Summer is the time for road trips. In addition to the joy of finding a new local yarn shop, there are also several nearby attractions for knitters and spinners in the Central and Southern Tier areas of NYS.
One very interesting site is the Bemont-Billings Homestead in Newark Valley, NY. My family hails from this hometown so pardon me for boasting. The museum is run by the local historical society. The best time to go is usually on a big festival weekend. http://www.nvhistory.org/festivals.shtml
The Apple Festival in the fall is a lot of fun. Bring your kids for hands-on craft activities. The museum works with the local school system to train "youth interpreters" who learn traditional activities (driving a pony car, baking bread, weaving, etc.) and then run the booths for craft activities for the kids attending the festival. Usually, the Apple Festival also has demonstrations from the local Blacksmithing and Spinning Guilds. The town is easy to find. If you are coming from Syracuse or Ithaca, Newark Valley is approximately 45 minutes south of Dryden on Route 38. From Binghamton area, go over Route 38B and head north on Route 38.
A little farther south, in Orwell, PA is the Home Textile Tool Museum. http://www.hometextiletoolmuseum.org/.

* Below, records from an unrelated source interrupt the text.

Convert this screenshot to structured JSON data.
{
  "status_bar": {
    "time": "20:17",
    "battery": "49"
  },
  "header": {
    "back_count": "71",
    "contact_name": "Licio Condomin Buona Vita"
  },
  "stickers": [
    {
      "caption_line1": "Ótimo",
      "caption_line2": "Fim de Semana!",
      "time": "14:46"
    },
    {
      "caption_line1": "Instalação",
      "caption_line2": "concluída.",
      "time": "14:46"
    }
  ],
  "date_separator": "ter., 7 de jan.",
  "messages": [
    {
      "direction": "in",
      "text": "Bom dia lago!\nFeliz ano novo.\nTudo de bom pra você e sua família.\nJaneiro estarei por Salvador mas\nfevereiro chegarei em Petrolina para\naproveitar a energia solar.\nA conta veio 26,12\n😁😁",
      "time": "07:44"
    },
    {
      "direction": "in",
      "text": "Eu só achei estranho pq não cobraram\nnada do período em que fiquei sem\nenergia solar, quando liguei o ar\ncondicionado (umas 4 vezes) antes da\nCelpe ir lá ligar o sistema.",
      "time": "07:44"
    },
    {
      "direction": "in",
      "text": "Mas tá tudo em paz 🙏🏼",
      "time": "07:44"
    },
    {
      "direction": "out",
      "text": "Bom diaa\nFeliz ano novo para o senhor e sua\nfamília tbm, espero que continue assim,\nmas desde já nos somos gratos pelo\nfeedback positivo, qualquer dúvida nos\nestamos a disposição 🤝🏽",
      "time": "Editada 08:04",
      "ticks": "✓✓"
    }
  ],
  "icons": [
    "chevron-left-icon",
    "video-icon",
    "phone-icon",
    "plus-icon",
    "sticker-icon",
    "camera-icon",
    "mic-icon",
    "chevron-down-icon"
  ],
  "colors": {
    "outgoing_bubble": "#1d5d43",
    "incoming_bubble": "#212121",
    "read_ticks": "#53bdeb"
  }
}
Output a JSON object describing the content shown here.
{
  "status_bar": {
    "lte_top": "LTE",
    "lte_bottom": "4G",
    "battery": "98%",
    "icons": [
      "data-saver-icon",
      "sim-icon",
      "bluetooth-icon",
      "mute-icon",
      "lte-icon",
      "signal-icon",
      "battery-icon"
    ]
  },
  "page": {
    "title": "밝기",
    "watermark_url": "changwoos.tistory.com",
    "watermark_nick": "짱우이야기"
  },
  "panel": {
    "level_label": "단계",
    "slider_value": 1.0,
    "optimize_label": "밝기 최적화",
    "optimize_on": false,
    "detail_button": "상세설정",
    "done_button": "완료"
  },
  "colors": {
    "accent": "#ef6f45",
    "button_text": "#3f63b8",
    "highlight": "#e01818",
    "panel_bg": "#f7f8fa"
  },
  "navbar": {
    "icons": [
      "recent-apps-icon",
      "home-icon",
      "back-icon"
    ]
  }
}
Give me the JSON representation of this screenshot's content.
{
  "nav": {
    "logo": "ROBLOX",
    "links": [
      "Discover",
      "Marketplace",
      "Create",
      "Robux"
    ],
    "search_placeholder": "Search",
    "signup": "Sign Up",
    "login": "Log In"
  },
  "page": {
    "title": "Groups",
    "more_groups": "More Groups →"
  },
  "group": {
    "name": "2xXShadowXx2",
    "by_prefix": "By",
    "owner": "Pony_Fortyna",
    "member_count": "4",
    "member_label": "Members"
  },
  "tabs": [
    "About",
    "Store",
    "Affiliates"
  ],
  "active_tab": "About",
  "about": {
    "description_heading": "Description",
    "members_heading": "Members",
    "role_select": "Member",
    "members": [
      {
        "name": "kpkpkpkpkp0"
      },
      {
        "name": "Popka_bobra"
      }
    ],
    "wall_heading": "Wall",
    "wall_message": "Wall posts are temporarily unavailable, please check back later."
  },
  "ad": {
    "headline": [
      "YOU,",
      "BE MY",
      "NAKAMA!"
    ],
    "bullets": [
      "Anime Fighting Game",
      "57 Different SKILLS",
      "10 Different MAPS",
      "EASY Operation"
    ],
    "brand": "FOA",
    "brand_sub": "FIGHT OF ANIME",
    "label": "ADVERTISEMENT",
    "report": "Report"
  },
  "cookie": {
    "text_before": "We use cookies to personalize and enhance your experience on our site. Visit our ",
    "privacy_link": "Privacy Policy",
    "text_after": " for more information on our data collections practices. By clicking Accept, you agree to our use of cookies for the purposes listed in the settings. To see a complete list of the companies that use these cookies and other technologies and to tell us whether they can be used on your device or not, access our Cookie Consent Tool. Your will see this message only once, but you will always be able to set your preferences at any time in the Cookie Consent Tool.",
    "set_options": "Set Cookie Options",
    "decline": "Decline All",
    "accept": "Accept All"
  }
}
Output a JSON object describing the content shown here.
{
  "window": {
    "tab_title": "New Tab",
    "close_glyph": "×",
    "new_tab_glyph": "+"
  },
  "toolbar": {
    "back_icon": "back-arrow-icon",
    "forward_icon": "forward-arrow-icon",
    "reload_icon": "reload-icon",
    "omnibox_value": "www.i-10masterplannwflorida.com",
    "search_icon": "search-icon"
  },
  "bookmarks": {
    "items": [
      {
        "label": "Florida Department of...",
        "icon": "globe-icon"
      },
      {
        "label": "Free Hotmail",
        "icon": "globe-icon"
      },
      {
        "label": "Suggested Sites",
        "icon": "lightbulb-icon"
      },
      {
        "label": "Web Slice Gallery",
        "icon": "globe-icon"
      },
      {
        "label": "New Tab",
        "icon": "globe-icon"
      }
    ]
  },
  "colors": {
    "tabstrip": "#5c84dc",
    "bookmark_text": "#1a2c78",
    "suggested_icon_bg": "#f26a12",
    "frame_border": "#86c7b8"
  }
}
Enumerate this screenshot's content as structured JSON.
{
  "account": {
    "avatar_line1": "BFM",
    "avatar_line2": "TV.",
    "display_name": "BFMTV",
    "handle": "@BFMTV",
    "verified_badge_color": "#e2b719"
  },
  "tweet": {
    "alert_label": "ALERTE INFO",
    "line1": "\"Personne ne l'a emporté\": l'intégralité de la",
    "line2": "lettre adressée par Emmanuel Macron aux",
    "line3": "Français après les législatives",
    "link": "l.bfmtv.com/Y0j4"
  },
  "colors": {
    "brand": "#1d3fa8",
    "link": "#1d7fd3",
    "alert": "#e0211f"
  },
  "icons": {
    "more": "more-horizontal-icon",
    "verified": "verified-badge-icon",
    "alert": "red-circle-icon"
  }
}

This museum is of special interest to spinners and weavers. There are at least 5 barn looms which are available for demos by the staff. When I visited 3 years ago, I was invited to "sit down and try it" (a barn loom) under the supervision of museum volunteers. This aspect is unique to any museum I have been in. The museum also hosts a collection of historic spinning wheels. If you are a spinner or a knitter, bring your wheel and/or project and a lawn chair with you. It is not uncommon to see people just having a great time socializing on the side lawn. The day I visited happened to be a spin-in by the local spinning guild, some of the nicest people I have met. You may want to contact the staff before your visit to see if any of this information has changed recently. The staff is very knowledgeable. They are spinners, weavers, and many times, teachers in the local area. When I was there, a great wheel was being demonstrated as a well as a spinning wheel with a willow distaff.